If the museum is hampered by its intent to harness a particular vision of history so too has it unleashed creative energies that press against new and old boundaries. This might take the form of personal reflections or memory debates, but it may also manifest in other areas such as human rights education, historical interpretation, and museum administration—areas in which the museum seemingly excels. Brodsky emphasized the dynamic nature of the institution, its ability to adapt to present needs, the aim to “universalize our message of human rights.” Cherstin M. Lyon’s sharp review of the Museum of Memory and Human Rights notes that it “is designed not just to preserve the memory of a historical narrative. It is also meant to be an educational tool that will remain relevant to new generations that encounter human-rights challenges in new contexts” (The Public Historian, Vol. 33, No. 2, May 2011, p. 141).

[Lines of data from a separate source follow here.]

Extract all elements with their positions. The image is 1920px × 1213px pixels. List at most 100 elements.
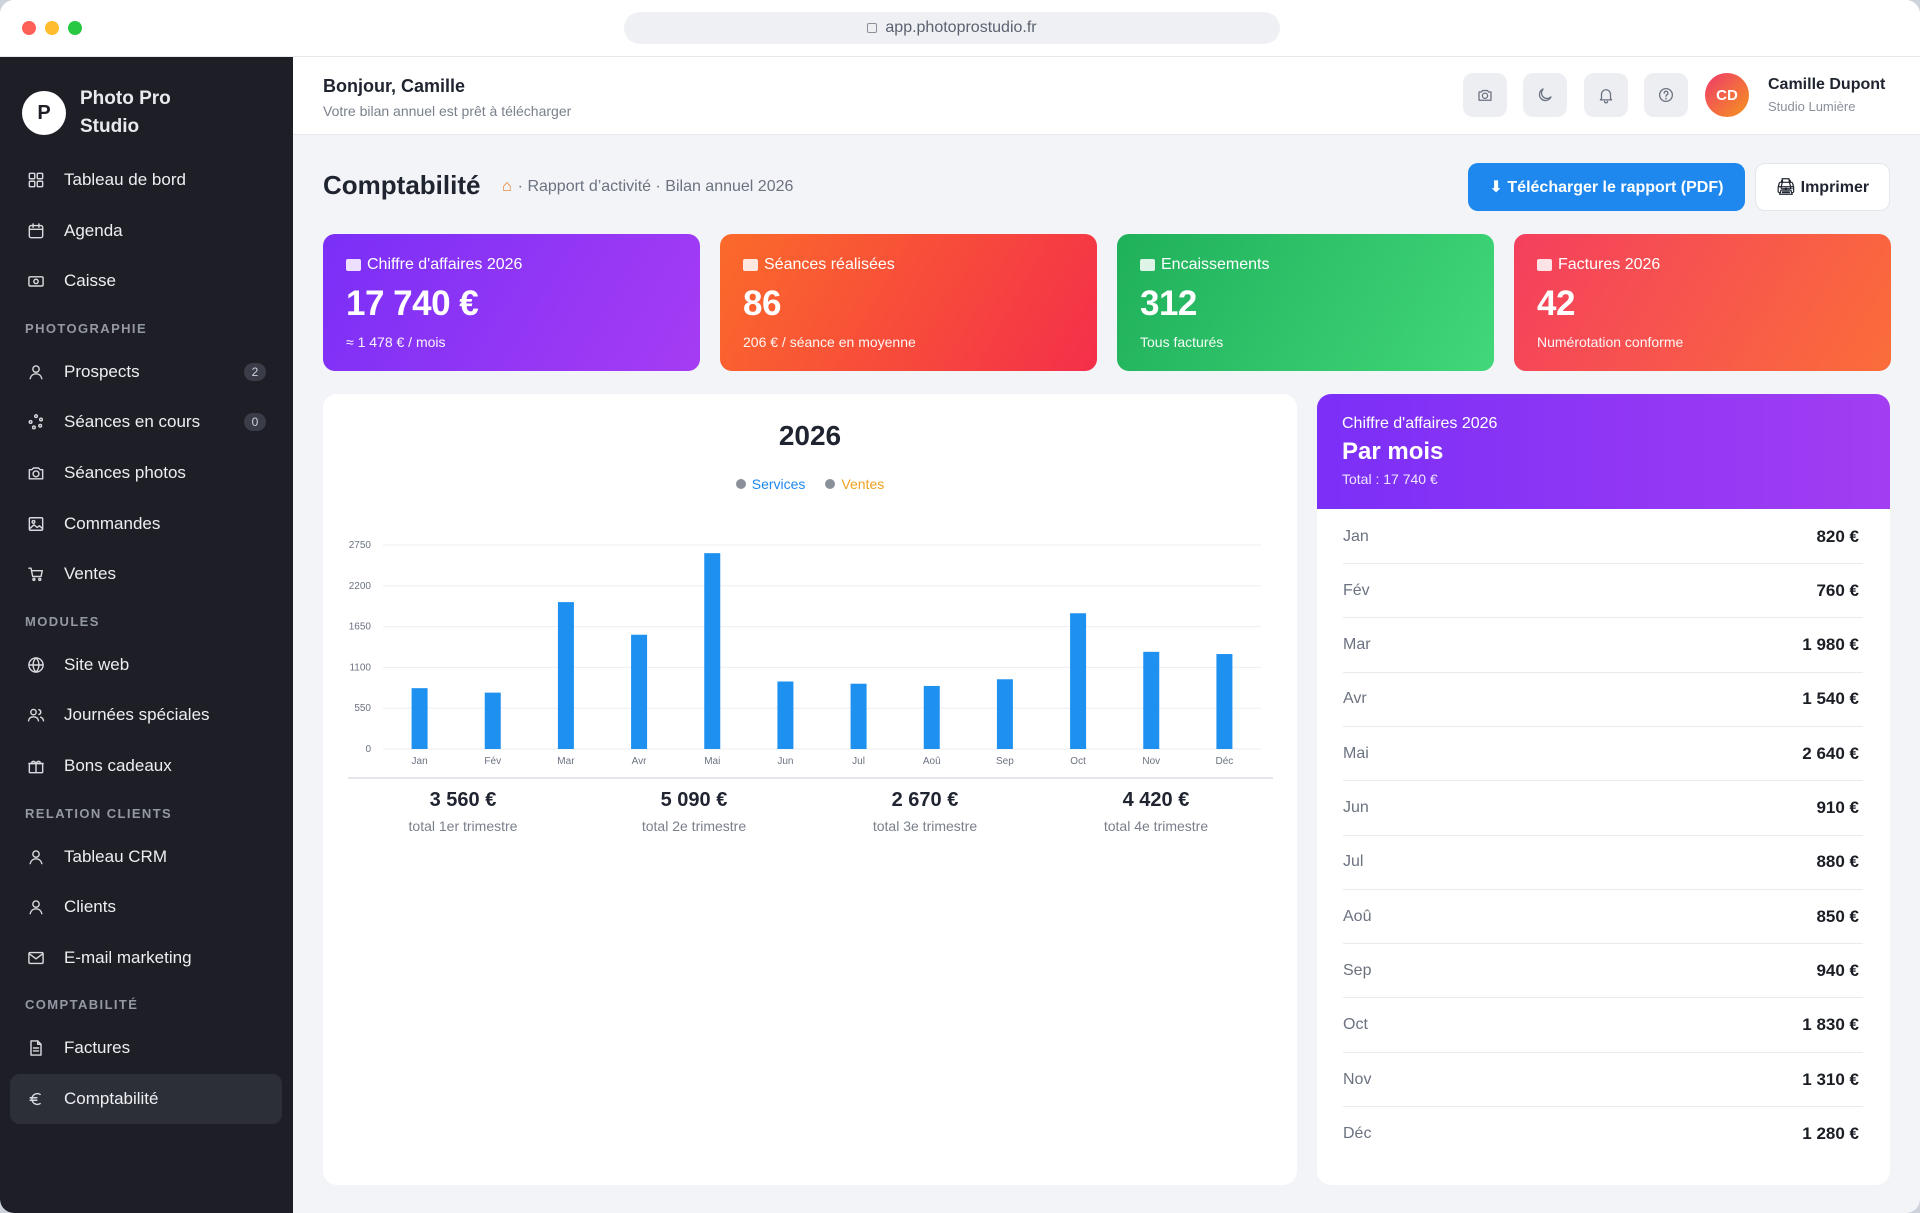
quarter-label: total 1er trimestre [408,818,518,834]
month-label: Déc [1343,1125,1372,1143]
bar-jul[interactable] [850,683,867,749]
monthly-title: Par mois [1342,438,1444,465]
user-avatar[interactable]: CD [1705,73,1749,117]
sidebar-item-tableau-de-bord[interactable]: Tableau de bord [10,155,282,205]
monthly-row: Oct 1 830 € [1343,999,1863,1053]
bar-jan[interactable] [411,688,428,749]
kpi-emoji-icon [743,259,758,271]
breadcrumb: ⌂ · Rapport d’activité · Bilan annuel 20… [502,178,793,196]
sidebar-item-bons-cadeaux[interactable]: Bons cadeaux [10,741,282,791]
download-pdf-button[interactable]: ⬇ Télécharger le rapport (PDF) [1468,163,1745,211]
sidebar-item-commandes[interactable]: Commandes [10,499,282,549]
kpi-value: 312 [1140,284,1197,323]
chart-title: 2026 [778,420,842,451]
sidebar-item-tableau-crm[interactable]: Tableau CRM [10,832,282,882]
monthly-row: Aoû 850 € [1343,890,1863,945]
monthly-row: Fév 760 € [1343,564,1863,619]
kpi-label-text: Séances réalisées [764,256,895,273]
bell-icon [1599,89,1613,104]
bar-mai[interactable] [704,553,721,749]
sidebar-item-seances-photos[interactable]: Séances photos [10,448,282,498]
month-label: Aoû [1343,907,1372,925]
brand[interactable]: P Photo Pro Studio [22,85,200,141]
sidebar-item-caisse[interactable]: Caisse [10,256,282,306]
sidebar: P Photo Pro Studio Tableau de bord Agenda… [0,57,293,1213]
chart-card: 2026 Services Ventes 0 550 1100 1650 2200 275… [323,394,1297,1185]
month-value: 1 540 € [1802,689,1859,709]
close-window-dot[interactable] [22,21,36,35]
month-label: Jun [1343,799,1369,816]
monthly-card: Chiffre d'affaires 2026 Par mois Total :… [1317,394,1890,1185]
kpi-card-sessions: Séances réalisées 86 206 € / séance en moy… [720,234,1097,371]
bar-jun[interactable] [777,681,794,749]
sidebar-item-label: Tableau de bord [64,170,186,189]
bar-oct[interactable] [1070,613,1087,749]
month-label: Mar [1343,636,1371,654]
cart-icon [26,564,46,584]
help-button[interactable] [1644,73,1688,117]
y-tick-label: 550 [354,703,371,714]
month-value: 1 310 € [1802,1069,1859,1089]
gift-icon [26,756,46,776]
cash-icon [26,271,46,291]
kpi-label-text: Factures 2026 [1558,256,1661,273]
bar-fev[interactable] [484,692,501,749]
monthly-row: Avr 1 540 € [1343,673,1863,727]
kpi-label: Séances réalisées [743,256,1074,274]
calendar-icon [26,221,46,241]
monthly-row: Mai 2 640 € [1343,727,1863,782]
count-badge: 2 [244,362,266,381]
sidebar-section-title: RELATION CLIENTS [25,805,173,821]
bar-dec[interactable] [1216,654,1233,749]
bar-sep[interactable] [996,679,1013,749]
address-bar[interactable]: app.photoprostudio.fr [624,12,1280,44]
sidebar-item-prospects[interactable]: Prospects 2 [10,347,282,397]
legend-item-services[interactable]: Services [735,476,805,492]
monthly-row: Nov 1 310 € [1343,1053,1863,1107]
brand-logo: P [22,91,66,135]
sidebar-item-seances-en-cours[interactable]: Séances en cours 0 [10,397,282,447]
image-icon [26,514,46,534]
sidebar-item-factures[interactable]: Factures [10,1023,282,1073]
legend-item-ventes[interactable]: Ventes [825,476,884,492]
kpi-emoji-icon [346,259,361,271]
bar-chart: 0 550 1100 1650 2200 2750 Jan Fév Mar Avr Mai Jun Ju… [348,540,1273,779]
sidebar-item-ventes[interactable]: Ventes [10,549,282,599]
notifications-button[interactable] [1584,73,1628,117]
print-button[interactable]: 🖨 Imprimer [1755,163,1890,211]
bar-nov[interactable] [1143,651,1160,749]
sidebar-item-e-mail-marketing[interactable]: E-mail marketing [10,933,282,983]
legend-swatch [825,479,836,489]
sidebar-item-label: Journées spéciales [64,705,210,725]
sidebar-item-agenda[interactable]: Agenda [10,206,282,256]
minimize-window-dot[interactable] [45,21,59,35]
sidebar-item-comptabilite[interactable]: Comptabilité [10,1074,282,1124]
quarter-value: 2 670 € [891,789,959,811]
sidebar-item-clients[interactable]: Clients [10,882,282,932]
user-name[interactable]: Camille Dupont [1768,76,1886,93]
quarter-total-1: 3 560 € total 1er trimestre [348,789,578,834]
bar-avr[interactable] [631,634,648,749]
sidebar-item-journees-speciales[interactable]: Journées spéciales [10,690,282,740]
monthly-row: Déc 1 280 € [1343,1107,1863,1161]
moon-icon [1538,88,1552,102]
browser-chrome: app.photoprostudio.fr [0,0,1920,57]
kpi-label: Chiffre d'affaires 2026 [346,256,677,274]
month-value: 2 640 € [1802,743,1859,763]
kpi-card-revenue: Chiffre d'affaires 2026 17 740 € ≈ 1 478 €… [323,234,700,371]
greeting-subtitle: Votre bilan annuel est prêt à télécharge… [323,103,572,119]
bar-aou[interactable] [923,685,940,749]
sidebar-item-site-web[interactable]: Site web [10,640,282,690]
month-value: 880 € [1816,852,1859,872]
kpi-label: Encaissements [1140,256,1471,274]
maximize-window-dot[interactable] [68,21,82,35]
dark-mode-button[interactable] [1523,73,1567,117]
bar-mar[interactable] [557,602,574,749]
camera-button[interactable] [1463,73,1507,117]
home-icon[interactable]: ⌂ [502,178,512,195]
sidebar-section-title: MODULES [25,613,100,629]
month-label: Avr [1343,690,1367,708]
kpi-label-text: Encaissements [1161,256,1270,273]
x-tick-label: Mar [557,756,575,767]
monthly-row: Jun 910 € [1343,782,1863,836]
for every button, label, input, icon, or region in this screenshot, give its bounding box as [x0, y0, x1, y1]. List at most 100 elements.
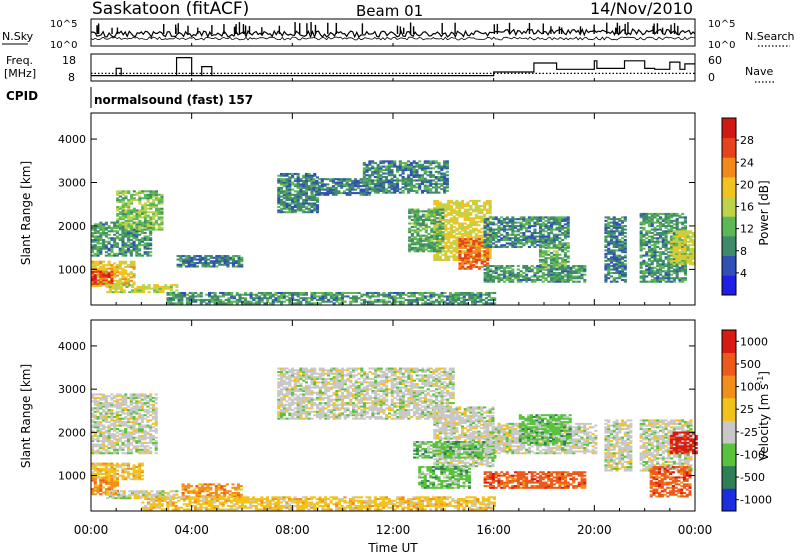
power-cell: [639, 216, 643, 219]
power-cell: [404, 167, 408, 170]
power-cell: [650, 275, 654, 278]
power-cell: [143, 202, 147, 205]
power-cell: [502, 268, 507, 271]
power-cell: [371, 182, 375, 185]
power-cell: [416, 217, 420, 220]
power-cell: [621, 271, 625, 275]
power-cell: [645, 214, 649, 217]
power-cell: [326, 193, 330, 196]
power-cell: [91, 265, 95, 268]
power-cell: [486, 226, 490, 229]
power-cell: [340, 300, 344, 303]
power-cell: [533, 237, 537, 240]
power-cell: [408, 246, 412, 249]
power-cell: [480, 253, 484, 256]
power-cell: [138, 209, 142, 212]
power-cell: [387, 189, 391, 192]
power-cell: [115, 237, 119, 240]
power-cell: [362, 163, 366, 166]
power-cell: [107, 271, 111, 274]
power-cell: [689, 238, 693, 242]
power-cell: [99, 232, 103, 235]
power-cell: [93, 245, 97, 248]
power-cell: [334, 193, 338, 196]
power-cell: [293, 185, 297, 188]
power-cell: [113, 230, 117, 233]
power-cell: [469, 217, 473, 220]
power-cell: [667, 240, 671, 243]
power-cell: [474, 224, 478, 227]
power-cell: [179, 255, 183, 258]
power-cell: [558, 248, 562, 251]
power-cell: [609, 261, 614, 264]
power-cell: [480, 260, 484, 263]
power-cell: [125, 285, 129, 288]
power-cell: [527, 230, 531, 233]
power-cell: [296, 185, 300, 188]
power-cell: [466, 260, 470, 263]
power-cell: [223, 255, 227, 258]
power-cell: [474, 245, 478, 248]
power-cell: [409, 172, 413, 175]
power-cell: [659, 237, 663, 240]
power-cell: [447, 220, 451, 223]
power-cell: [533, 225, 537, 228]
power-cell: [463, 234, 467, 237]
power-cell: [675, 219, 679, 222]
power-cell: [99, 285, 103, 288]
power-cell: [302, 185, 306, 188]
power-cell: [664, 273, 668, 276]
power-cell: [126, 281, 131, 284]
power-cell: [252, 297, 256, 300]
power-cell: [466, 267, 470, 270]
power-cell: [118, 249, 122, 252]
power-cell: [413, 220, 417, 223]
power-cell: [661, 230, 665, 233]
power-cell: [522, 238, 526, 242]
power-cell: [140, 230, 144, 233]
power-cell: [566, 232, 570, 235]
power-cell: [452, 258, 456, 261]
power-cell: [231, 255, 235, 258]
power-cell: [96, 237, 100, 240]
power-cell: [96, 235, 100, 238]
power-cell: [368, 179, 372, 182]
power-cell: [424, 224, 428, 227]
power-cell: [466, 227, 470, 230]
power-cell: [99, 279, 103, 282]
power-cell: [511, 223, 515, 226]
power-cell: [307, 199, 311, 202]
power-cell: [257, 300, 261, 303]
power-cell: [187, 260, 191, 263]
power-cell: [569, 271, 573, 275]
power-cell: [469, 245, 473, 248]
power-cell: [561, 242, 565, 245]
power-cell: [169, 300, 173, 303]
power-cell: [466, 218, 470, 222]
power-cell: [642, 261, 646, 264]
power-cell: [555, 264, 559, 267]
power-cell: [670, 270, 674, 273]
power-cell: [623, 280, 627, 283]
power-cell: [184, 262, 188, 265]
power-cell: [438, 208, 442, 211]
power-cell: [563, 218, 567, 221]
power-cell: [650, 240, 654, 243]
power-cell: [116, 197, 120, 200]
power-cell: [547, 232, 551, 235]
power-cell: [444, 229, 448, 232]
power-cell: [455, 255, 459, 258]
power-cell: [393, 298, 397, 301]
power-cell: [452, 250, 456, 253]
power-cell: [427, 213, 431, 216]
power-cell: [683, 278, 687, 281]
power-cell: [645, 216, 649, 219]
power-cell: [365, 191, 369, 194]
power-cell: [285, 211, 289, 214]
power-cell: [359, 190, 363, 193]
power-cell: [310, 174, 314, 177]
power-cell: [486, 266, 490, 269]
power-cell: [522, 275, 526, 278]
power-cell: [282, 183, 286, 186]
power-cell: [583, 268, 587, 271]
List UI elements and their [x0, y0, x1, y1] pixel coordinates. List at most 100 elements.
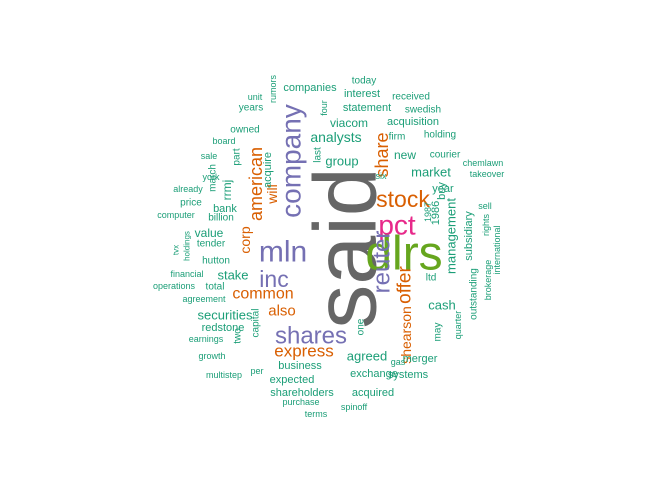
word-71: multistep [206, 370, 242, 380]
word-79: chemlawn [463, 158, 504, 168]
word-38: expected [270, 374, 315, 386]
word-82: four [319, 100, 329, 116]
word-99: tvx [172, 245, 181, 255]
word-93: rights [481, 214, 491, 237]
word-39: exchange [350, 368, 398, 380]
word-64: hutton [202, 256, 230, 267]
word-89: 1987 [423, 202, 433, 222]
word-14: also [268, 303, 296, 320]
word-2: pct [378, 210, 416, 241]
word-91: outstanding [469, 268, 480, 320]
word-90: quarter [453, 311, 463, 340]
word-12: express [274, 342, 334, 361]
word-13: common [232, 286, 293, 303]
word-21: securities [198, 308, 253, 323]
word-50: firm [389, 132, 406, 143]
word-48: received [392, 92, 430, 103]
word-57: sale [201, 151, 218, 161]
word-88: ltd [426, 273, 437, 284]
word-20: market [411, 165, 451, 180]
word-52: courier [430, 150, 461, 161]
word-76: gas [391, 357, 406, 367]
word-80: sell [478, 201, 492, 211]
word-73: purchase [282, 397, 319, 407]
word-69: earnings [189, 334, 224, 344]
word-94: international [492, 225, 502, 274]
word-27: viacom [330, 116, 368, 130]
word-19: group [325, 154, 358, 169]
word-29: value [195, 226, 224, 240]
word-62: billion [208, 213, 234, 224]
word-59: already [173, 184, 203, 194]
word-40: shareholders [270, 387, 334, 399]
word-55: unit [248, 92, 263, 102]
word-68: agreement [182, 294, 226, 304]
word-31: business [278, 360, 322, 372]
word-84: one [356, 318, 367, 335]
word-97: acquire [262, 152, 274, 188]
word-54: years [239, 103, 263, 114]
word-60: price [180, 198, 202, 209]
word-6: shares [275, 323, 347, 350]
word-85: two [233, 328, 244, 344]
word-70: growth [198, 351, 225, 361]
word-72: per [250, 366, 263, 376]
word-98: holdings [183, 231, 192, 261]
word-65: total [206, 282, 225, 293]
word-87: may [433, 323, 444, 342]
word-51: holding [424, 130, 456, 141]
word-36: 1986 [430, 201, 442, 225]
word-66: financial [170, 269, 203, 279]
word-58: york [202, 172, 220, 182]
word-86: capital [251, 309, 262, 338]
word-35: buy [436, 182, 448, 200]
word-24: management [444, 198, 459, 274]
word-44: redstone [202, 322, 245, 334]
word-23: cash [428, 298, 455, 313]
word-45: companies [283, 82, 337, 94]
word-33: acquisition [387, 116, 439, 128]
word-16: will [264, 184, 280, 204]
word-81: rumors [268, 75, 278, 104]
word-18: analysts [310, 129, 361, 145]
word-63: tender [197, 239, 226, 250]
word-78: takeover [470, 169, 505, 179]
word-34: year [432, 183, 454, 195]
word-77: six [376, 171, 387, 181]
word-53: owned [230, 125, 259, 136]
word-25: stake [217, 268, 248, 283]
word-26: new [394, 148, 416, 162]
word-92: brokerage [483, 260, 493, 301]
word-17: shearson [398, 306, 414, 364]
word-96: part [232, 148, 243, 165]
word-1: dlrs [365, 228, 442, 281]
word-95: march [208, 164, 219, 192]
word-56: board [212, 136, 235, 146]
word-47: today [352, 76, 376, 87]
word-43: merger [403, 353, 438, 365]
word-15: corp [237, 226, 253, 253]
word-49: swedish [405, 105, 441, 116]
word-22: agreed [347, 349, 387, 364]
word-9: offer [395, 265, 416, 303]
word-11: american [246, 147, 266, 221]
word-32: statement [343, 102, 391, 114]
word-37: subsidiary [463, 211, 475, 261]
word-83: last [313, 147, 324, 163]
word-41: acquired [352, 387, 394, 399]
word-42: systems [388, 369, 429, 381]
word-0: said [296, 167, 395, 328]
word-30: bank [213, 203, 237, 215]
word-5: inc [259, 266, 288, 292]
word-74: terms [305, 409, 328, 419]
word-3: mln [259, 236, 307, 269]
word-75: spinoff [341, 402, 368, 412]
word-46: interest [344, 88, 380, 100]
word-28: rrmj [220, 180, 234, 201]
word-4: company [276, 104, 307, 218]
word-7: reuter [369, 231, 396, 294]
word-61: computer [157, 210, 195, 220]
word-10: share [372, 132, 392, 177]
word-67: operations [153, 281, 196, 291]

Lyon’s very next line, though, drawing on Edward Linenthal’s analysis of the National Holocaust Museum in Washington, D.C., is relevant: “As powerful and moving as the museum is, it cannot replicate the raw emotion of informal memorials, historic sites, and cemeteries.”  True. To a degree. That the museum isn’t physically connected to a public place were human rights violations occurred may detract from raw emotion. But it shouldn’t detract from the fact that the museum is an historic place. If we remove history from its museumified past and into a dynamic present, then we may see the museum in Santiago de Chile as an historic site right now—in the social-historic process of the present—marking and making a society a generation after it was split in two in 1973. Whatever the case, whether you’re looking for raw emotion or the cooler side of consensus, I put the Museum of Memory and Human Rights on the top of my list for anybody exploring Chile’s recent past and its historic present.